The city’s year-old 112 Southampton St. shelter will be a focal point of many operations, including access to overflow shelters run by the city and its nonprofit partners. All emergency shelters, including Southampton, will be open 24 hours a day and will accept anyone in need. Additionally, the Department of Neighborhood Development provided funding to keep the Boston Night Center open this winter.

Outreach vans will patrol the streets for longer hours, will be dispatched about two hours earlier than usual in the evening and will work during the daytime. They were dispatched three hours earlier on President’s weekend due to extremely low temperatures. Additionally, the city will be working with Pine Street Inn to pull together a list of locations where vulnerable people have been staying outside.

Ché Knight, director of communications at the BPHC, credits a collaborative and coordinated effort between different city agencies and nonprofits for winter preparation efforts. “Boston is fortunate to have an outstanding network of homeless services, public health and public safety partners committed to identifying and assisting vulnerable homeless individuals with both a safety net of shelter and solutions to the root causes of homelessness,” said Knight. “While we always try to improve, what we’re doing is in line with efforts we’ve taken in the past.”

Additionally, Spare Change News notes people should remain aware of warming centers like Boston Warm and Friday Café, which provide light meals and hot beverages on select days of the week.

Last winter was tough on all Commonwealth citizens but proved especially challenging to the homeless and shelter workers.
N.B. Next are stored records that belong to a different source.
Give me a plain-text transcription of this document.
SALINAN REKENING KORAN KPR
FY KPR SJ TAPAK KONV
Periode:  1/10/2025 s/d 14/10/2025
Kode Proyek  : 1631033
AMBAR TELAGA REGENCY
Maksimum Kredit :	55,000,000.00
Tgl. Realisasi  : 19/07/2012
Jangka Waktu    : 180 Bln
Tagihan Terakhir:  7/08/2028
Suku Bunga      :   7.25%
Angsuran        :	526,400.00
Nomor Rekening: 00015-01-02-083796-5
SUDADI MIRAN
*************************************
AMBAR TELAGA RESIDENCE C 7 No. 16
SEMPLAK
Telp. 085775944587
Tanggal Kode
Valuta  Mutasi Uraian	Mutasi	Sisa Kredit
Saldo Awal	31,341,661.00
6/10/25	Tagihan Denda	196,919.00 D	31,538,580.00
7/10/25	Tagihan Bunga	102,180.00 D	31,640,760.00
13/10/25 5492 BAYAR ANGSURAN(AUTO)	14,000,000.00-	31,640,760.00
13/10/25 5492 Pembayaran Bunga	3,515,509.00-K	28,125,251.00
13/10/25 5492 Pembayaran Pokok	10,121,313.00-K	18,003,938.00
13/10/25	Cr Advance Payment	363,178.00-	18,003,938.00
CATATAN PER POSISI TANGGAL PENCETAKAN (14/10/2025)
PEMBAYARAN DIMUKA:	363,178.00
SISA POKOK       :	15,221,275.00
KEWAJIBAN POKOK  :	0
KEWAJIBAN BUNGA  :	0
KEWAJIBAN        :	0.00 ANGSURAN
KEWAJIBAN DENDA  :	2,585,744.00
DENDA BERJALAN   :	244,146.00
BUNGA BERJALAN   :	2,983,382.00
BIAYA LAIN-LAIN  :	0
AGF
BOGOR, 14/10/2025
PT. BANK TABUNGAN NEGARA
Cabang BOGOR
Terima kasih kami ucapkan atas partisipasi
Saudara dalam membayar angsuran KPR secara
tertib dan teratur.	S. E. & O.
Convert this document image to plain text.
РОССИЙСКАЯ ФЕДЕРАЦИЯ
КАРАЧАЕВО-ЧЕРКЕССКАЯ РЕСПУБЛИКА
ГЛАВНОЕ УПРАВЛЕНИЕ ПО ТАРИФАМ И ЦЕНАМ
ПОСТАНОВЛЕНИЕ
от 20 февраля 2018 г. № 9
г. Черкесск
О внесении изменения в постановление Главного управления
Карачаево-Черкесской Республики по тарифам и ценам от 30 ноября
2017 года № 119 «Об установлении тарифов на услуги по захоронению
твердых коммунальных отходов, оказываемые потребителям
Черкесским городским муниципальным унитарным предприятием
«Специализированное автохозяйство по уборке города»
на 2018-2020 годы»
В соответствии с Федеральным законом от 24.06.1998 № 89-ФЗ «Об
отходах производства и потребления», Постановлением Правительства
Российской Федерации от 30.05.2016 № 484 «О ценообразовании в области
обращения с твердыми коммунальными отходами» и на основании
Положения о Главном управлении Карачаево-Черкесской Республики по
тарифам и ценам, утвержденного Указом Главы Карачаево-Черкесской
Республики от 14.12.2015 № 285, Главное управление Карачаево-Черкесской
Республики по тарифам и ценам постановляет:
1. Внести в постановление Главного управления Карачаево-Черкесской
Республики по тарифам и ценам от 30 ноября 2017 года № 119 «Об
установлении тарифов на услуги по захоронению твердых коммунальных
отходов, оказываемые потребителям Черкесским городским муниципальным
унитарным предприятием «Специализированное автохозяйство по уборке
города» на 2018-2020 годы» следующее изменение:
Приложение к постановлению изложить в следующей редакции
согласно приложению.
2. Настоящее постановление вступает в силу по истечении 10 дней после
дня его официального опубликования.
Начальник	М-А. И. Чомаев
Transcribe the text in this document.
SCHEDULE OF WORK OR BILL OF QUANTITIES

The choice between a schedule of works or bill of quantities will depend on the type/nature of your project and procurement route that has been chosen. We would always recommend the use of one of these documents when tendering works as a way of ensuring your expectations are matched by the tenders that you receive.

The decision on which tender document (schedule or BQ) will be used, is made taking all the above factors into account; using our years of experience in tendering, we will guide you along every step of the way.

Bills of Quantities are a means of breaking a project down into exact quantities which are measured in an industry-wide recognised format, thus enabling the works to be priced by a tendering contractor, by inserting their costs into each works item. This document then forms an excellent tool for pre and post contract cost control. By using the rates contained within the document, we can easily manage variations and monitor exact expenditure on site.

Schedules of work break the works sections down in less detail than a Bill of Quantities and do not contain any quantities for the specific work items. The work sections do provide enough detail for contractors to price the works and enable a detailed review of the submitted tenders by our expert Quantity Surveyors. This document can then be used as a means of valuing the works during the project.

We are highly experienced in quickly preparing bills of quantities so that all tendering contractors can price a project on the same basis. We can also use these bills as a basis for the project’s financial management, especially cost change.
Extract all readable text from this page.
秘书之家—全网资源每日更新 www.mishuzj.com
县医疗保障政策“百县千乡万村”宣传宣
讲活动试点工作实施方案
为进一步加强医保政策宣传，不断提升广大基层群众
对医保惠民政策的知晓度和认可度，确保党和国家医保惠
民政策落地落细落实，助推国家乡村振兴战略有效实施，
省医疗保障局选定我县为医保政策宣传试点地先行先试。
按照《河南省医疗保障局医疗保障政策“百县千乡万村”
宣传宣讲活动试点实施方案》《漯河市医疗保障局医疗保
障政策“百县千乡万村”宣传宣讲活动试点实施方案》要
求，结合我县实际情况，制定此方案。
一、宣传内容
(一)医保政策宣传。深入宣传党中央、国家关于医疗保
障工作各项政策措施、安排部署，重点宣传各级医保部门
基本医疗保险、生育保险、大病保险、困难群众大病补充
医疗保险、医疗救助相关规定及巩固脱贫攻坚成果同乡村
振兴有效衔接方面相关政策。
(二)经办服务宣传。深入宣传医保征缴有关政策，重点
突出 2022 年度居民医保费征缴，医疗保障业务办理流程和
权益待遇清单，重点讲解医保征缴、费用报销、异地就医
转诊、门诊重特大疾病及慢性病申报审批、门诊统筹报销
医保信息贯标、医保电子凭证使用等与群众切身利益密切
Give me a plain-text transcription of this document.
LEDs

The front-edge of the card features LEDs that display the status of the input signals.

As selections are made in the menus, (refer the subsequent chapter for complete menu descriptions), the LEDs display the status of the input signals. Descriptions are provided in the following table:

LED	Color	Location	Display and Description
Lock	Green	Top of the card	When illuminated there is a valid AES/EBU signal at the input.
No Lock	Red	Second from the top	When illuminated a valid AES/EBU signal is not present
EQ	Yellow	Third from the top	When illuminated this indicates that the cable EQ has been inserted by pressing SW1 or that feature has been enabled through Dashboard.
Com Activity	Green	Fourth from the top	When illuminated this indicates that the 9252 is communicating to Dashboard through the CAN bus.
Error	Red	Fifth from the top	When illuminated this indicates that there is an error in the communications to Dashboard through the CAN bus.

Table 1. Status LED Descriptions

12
Overflow led to people sleeping on cots and mats in the atriums of shelters. Outreach vans and even the police were keeping an eye out for anyone stuck outside in the cold. Igloos were spotted around Boston and Cambridge, and MBTA stations were open all night for homeless folks who decided to brave the snowstorms and cold rather than check into a shelter.

There are several reasons why the homeless may forgo a night in emergency shelters, even in freezing temperatures and record-breaking snowfall. These range from concerns about personal safety and their belongings to a preference for staying with friends or loved ones instead of shelters that might separate them for the evening.

While there hasn’t been a string of blizzards like last year—which happened months after the loss of hundreds of beds on Long Island—this winter still proved challenging for shelters. As WBUR noted in January, the demand for shelter has been high statewide since the summer. However, while Boston has cooperated with the state on overflow measures, Beth Grand previously told Spare Change News that the city has handled its overflow and has provided everyone seeking shelter with a roof and something to sleep on. “We haven’t had to turn anyone away,” she said.

But even among criticism and a scramble for limited space, the city maintains that it wants any citizen stuck out in the streets to seek shelter. It also urges citizens to call 911 should they see anyone who seems in need of shelter.